Di specifico rilievo e' la citata sentenza Venturini e altri, non
a caso presa in considerazione anche dal TAR Marche, il quale proprio
sulla sua base ha escluso che le disposizioni oggetto del presente
giudizio siano in contrasto con la normativa dell'Unione europea. In
tale occasione la Corte di giustizia - chiamata a rispondere a
questione pregiudiziale, ai sensi dell'art. 267 TFUE, sulla normativa
italiana che impedisce alle cosiddette parafarmacie la possibilita'
di vendere i medicinali di fascia C soggetti a prescrizione medica,
normativa sulla quale peraltro si e' pronunciata anche questa Corte
con la sentenza n. 216 del 2014, escludendo che essa sia in contrasto
con gli artt. 3 e 41 Cost. - ha osservato, tra l'altro, che
l'importanza di tutelare la salute, idonea a giustificare restrizioni
alla liberta' di stabilimento, «e' confermata dagli articoli 168,
paragrafo 1, TFUE e 35 della Carta dei diritti fondamentali
dell'Unione europea, in virtu' dei quali, in particolare, nella
definizione e nell'attuazione di tutte le politiche ed attivita'
dell'Unione e' garantito un livello elevato di protezione della
salute umana» (paragrafo 41); che «l'apertura di farmacie sul
territorio italiano e' oggetto di un regime di pianificazione»

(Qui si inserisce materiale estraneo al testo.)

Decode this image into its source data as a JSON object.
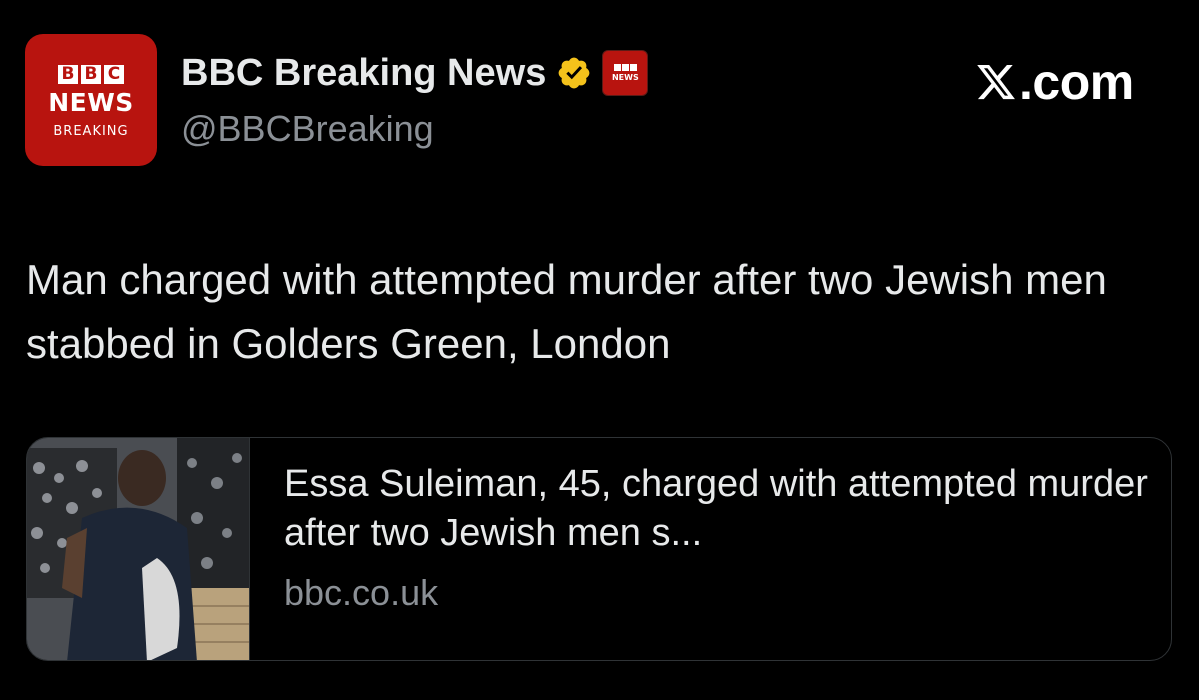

(paragrafo 45), il quale «puo' rivelarsi indispensabile per colmare
eventuali lacune nell'accesso alle prestazioni sanitarie e per
evitare una duplicazione nell'apertura delle strutture, in modo che
sia garantita un'assistenza medica adeguata alle necessita' della
popolazione, che copra tutto il territorio e tenga conto delle
regioni geograficamente isolate o altrimenti svantaggiate» (paragrafo
47); che, infine, e soprattutto, «secondo giurisprudenza costante
della Corte, in sede di valutazione dell'osservanza del principio di
proporzionalita' nell'ambito della sanita' pubblica, occorre tenere
conto del fatto che lo Stato membro puo' decidere il livello al quale
intende garantire la tutela della sanita' pubblica e il modo in cui
questo livello deve essere raggiunto. Poiche' tale livello puo'
variare da uno Stato membro all'altro, si deve riconoscere agli Stati
membri un margine di discrezionalita'» (paragrafo 59).

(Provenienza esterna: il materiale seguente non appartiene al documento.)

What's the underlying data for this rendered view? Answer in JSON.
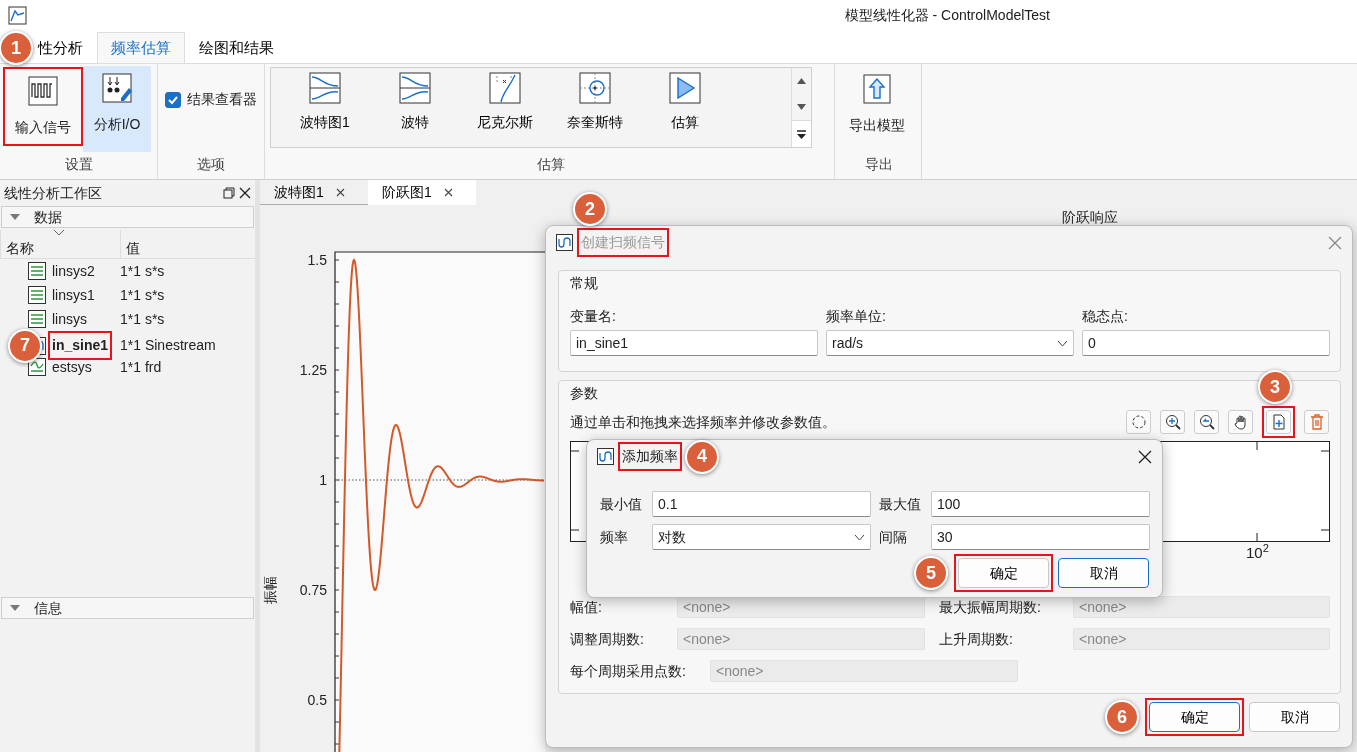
{
  "window": {
    "title": "模型线性化器 - ControlModelTest"
  },
  "ribbon": {
    "tabs": [
      {
        "label": "性分析",
        "selected": false
      },
      {
        "label": "频率估算",
        "selected": true
      },
      {
        "label": "绘图和结果",
        "selected": false
      }
    ],
    "groups": [
      {
        "label": "设置",
        "items": [
          {
            "kind": "button",
            "label": "输入信号",
            "selected": false,
            "callout": "1"
          },
          {
            "kind": "button",
            "label": "分析I/O",
            "selected": true
          }
        ]
      },
      {
        "label": "选项",
        "items": [
          {
            "kind": "checkbox",
            "label": "结果查看器",
            "checked": true
          }
        ]
      },
      {
        "label": "估算",
        "items": [
          {
            "kind": "gallery",
            "entries": [
              "波特图1",
              "波特",
              "尼克尔斯",
              "奈奎斯特",
              "估算"
            ]
          }
        ]
      },
      {
        "label": "导出",
        "items": [
          {
            "kind": "button",
            "label": "导出模型",
            "selected": false
          }
        ]
      }
    ]
  },
  "workspace": {
    "title": "线性分析工作区",
    "sections": [
      {
        "label": "数据",
        "expanded": true,
        "columns": [
          "名称",
          "值"
        ],
        "rows": [
          {
            "kind": "ss",
            "name": "linsys2",
            "value": "1*1 s*s",
            "selected": false
          },
          {
            "kind": "ss",
            "name": "linsys1",
            "value": "1*1 s*s",
            "selected": false
          },
          {
            "kind": "ss",
            "name": "linsys",
            "value": "1*1 s*s",
            "selected": false
          },
          {
            "kind": "sinestream",
            "name": "in_sine1",
            "value": "1*1 Sinestream",
            "selected": true,
            "callout": "7"
          },
          {
            "kind": "frd",
            "name": "estsys",
            "value": "1*1 frd",
            "selected": false
          }
        ]
      },
      {
        "label": "信息",
        "expanded": true
      }
    ]
  },
  "documents": {
    "tabs": [
      {
        "label": "波特图1",
        "selected": false
      },
      {
        "label": "阶跃图1",
        "selected": true
      }
    ],
    "plot": {
      "title": "阶跃响应",
      "ylabel": "振幅",
      "yticks": [
        "1.5",
        "1.25",
        "1",
        "0.75",
        "0.5"
      ]
    }
  },
  "sweep_dialog": {
    "title": "创建扫频信号",
    "active": false,
    "callout": "2",
    "general": {
      "label": "常规",
      "fields": [
        {
          "kind": "text",
          "label": "变量名:",
          "value": "in_sine1"
        },
        {
          "kind": "select",
          "label": "频率单位:",
          "value": "rad/s"
        },
        {
          "kind": "text",
          "label": "稳态点:",
          "value": "0"
        }
      ]
    },
    "parameters": {
      "label": "参数",
      "hint": "通过单击和拖拽来选择频率并修改参数值。",
      "tools": [
        {
          "kind": "fit"
        },
        {
          "kind": "zoom-in"
        },
        {
          "kind": "zoom-out"
        },
        {
          "kind": "pan"
        },
        {
          "kind": "add",
          "callout": "3"
        },
        {
          "kind": "delete"
        }
      ],
      "plot": {
        "xtick": "10$^{2}$"
      },
      "fields": [
        {
          "label": "幅值:",
          "value": "<none>",
          "disabled": true
        },
        {
          "label": "最大振幅周期数:",
          "value": "<none>",
          "disabled": true
        },
        {
          "label": "调整周期数:",
          "value": "<none>",
          "disabled": true
        },
        {
          "label": "上升周期数:",
          "value": "<none>",
          "disabled": true
        },
        {
          "label": "每个周期采用点数:",
          "value": "<none>",
          "disabled": true
        }
      ]
    },
    "buttons": [
      {
        "label": "确定",
        "default": true,
        "callout": "6"
      },
      {
        "label": "取消",
        "default": false
      }
    ]
  },
  "add_dialog": {
    "title": "添加频率",
    "active": true,
    "callout": "4",
    "fields": [
      {
        "kind": "text",
        "label": "最小值",
        "value": "0.1"
      },
      {
        "kind": "text",
        "label": "最大值",
        "value": "100"
      },
      {
        "kind": "select",
        "label": "频率",
        "value": "对数"
      },
      {
        "kind": "text",
        "label": "间隔",
        "value": "30"
      }
    ],
    "buttons": [
      {
        "label": "确定",
        "default": false,
        "callout": "5"
      },
      {
        "label": "取消",
        "default": true
      }
    ]
  }
}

Si trattava, peraltro, di affermazioni che la Corte di
Lussemburgo aveva ripetutamente compiuto nella propria giurisprudenza
(tra le tante, grande sezione, sentenza 1° giugno 2010, nelle cause
riunite C-570/07 e C-571/07, Blanco Perez e Chao Gomez; grande
sezione, sentenza 19 maggio 2009, nelle cause riunite C-171/07 e
C-172/07, Apotherkerkammer des Saarlandes e altri; grande sezione,
sentenza 19 maggio 2009, in causa C-531/06, Commissione delle
Comunita' europee contro Repubblica italiana; sentenza 11 settembre
2008, in causa C-141/07, delle Comunita' europee contro Repubblica
federale tedesca; grande sezione, sentenza 10 marzo 2009, in causa
C-169/07, Hartlauer Handelsgesellschaft mbH) e che sono state
reiterate anche in pronunce successive (si vedano, ad esempio, le
sentenze della terza sezione, 1° ottobre 2020, in causa C-649/18, A e
altri; 1° marzo 2018, in causa C-297/16, Colegiul Medicilor
Veterinari din România (CMVRO); e della quarta sezione, 13 febbraio
2014, in causa C-367/12, Sokoll-Seebacher).
6.- Le sollevate questioni di legittimita' costituzionale,
dunque, devono essere dichiarate non fondate.